Этап фагоцитации объекта – путь инвагинации. Сначала фагоцит образует углубление, а затем фагосому – вакуоль, содержащую объект, подлежащий фагоцитозу. НАДН-зависимая оксидаза в мембране фагоцитов активируется до образования фагосом; в результате O2 превращается в O 2 ~ (супероксид-анион) и образуется H 2 O 2. 

Эти продукты обладают бактерицидным действием, а также вызывают образование свободных радикалов. Под действием пероксидаз и каталаз H 2 O 2 расщепляется и высвобождается молекулярный O 2. Свободные радикалы и активный молекулярный O 2 действуют на мембрану фагоцита и объект, подлежащий фагоцитозу, активируя перекисное окисление липидов. 

Липопероксиды и свободные радикалы неустойчивы к лизосомным мембранам и способствуют высвобождению лизосомальных ферментов.

Стадия пищеварения

Лизосомы присоединяются к фагосоме, содержащей фагоцитарный объект. Эти органеллы содержат все ферменты, необходимые для расщепления углеводов, белков, жиров и нуклеиновых кислот. В еще неактивной форме они попадают в вакуоль фагоцитов. 

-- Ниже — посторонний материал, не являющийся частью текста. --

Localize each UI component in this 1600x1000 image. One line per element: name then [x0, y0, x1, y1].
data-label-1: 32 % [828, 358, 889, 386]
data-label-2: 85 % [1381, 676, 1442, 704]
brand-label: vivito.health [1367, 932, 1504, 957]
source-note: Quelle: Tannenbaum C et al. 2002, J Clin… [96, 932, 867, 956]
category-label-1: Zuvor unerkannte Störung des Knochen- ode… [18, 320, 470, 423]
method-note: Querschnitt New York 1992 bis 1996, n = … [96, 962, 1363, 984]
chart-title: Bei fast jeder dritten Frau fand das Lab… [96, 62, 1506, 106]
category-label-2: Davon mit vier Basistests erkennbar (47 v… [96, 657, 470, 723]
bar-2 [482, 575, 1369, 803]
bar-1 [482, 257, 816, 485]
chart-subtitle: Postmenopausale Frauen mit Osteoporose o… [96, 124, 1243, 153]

Пищеварительная вакуоль образуется при pH около 5,0, близком к оптимальному для лизосомальных ферментов. Активируются лизосомальные ферменты, и фагоцитарный объект постепенно переваривается. Во время стадии пищеварения проницаемость мембраны фагосомы увеличивается, содержимое фагосомы ускользает в цитоплазму, и микрофаг умирает (этому процессу способствует ацидоз). В этом случае фагоцитарный микроорганизм также может сохранять жизнеспособность.

Роль макрофагов в воспалительном процессе

Макрофаги начинают участвовать в фагоцитозе позже микрофагов. Макрофаги также более устойчивы к гипоксии и ацидозу, например, моноциты жизнеспособны даже при pH 5,5. 

В очаге воспаления макрофаги выполняют несколько функций:

  • Фагоцитируют бактериальные остатки, оставшиеся после эвакуации гноя и продуктов распада тканей – очищающая функция;
  • Высвобождают лизосомальные ферменты – гиалуронидазу, аминопептидазу и др;
  • Синтезируют компоненты системы комплемента и простагландины. 

Взаимодействие макрофагов и лимфоцитов при хроническом воспалении

В то же время воспаленная тканевая среда также стимулирует образование фибробластов и фиброцитов. Постепенно появляется новая, богатая сосудами грануляционная ткань.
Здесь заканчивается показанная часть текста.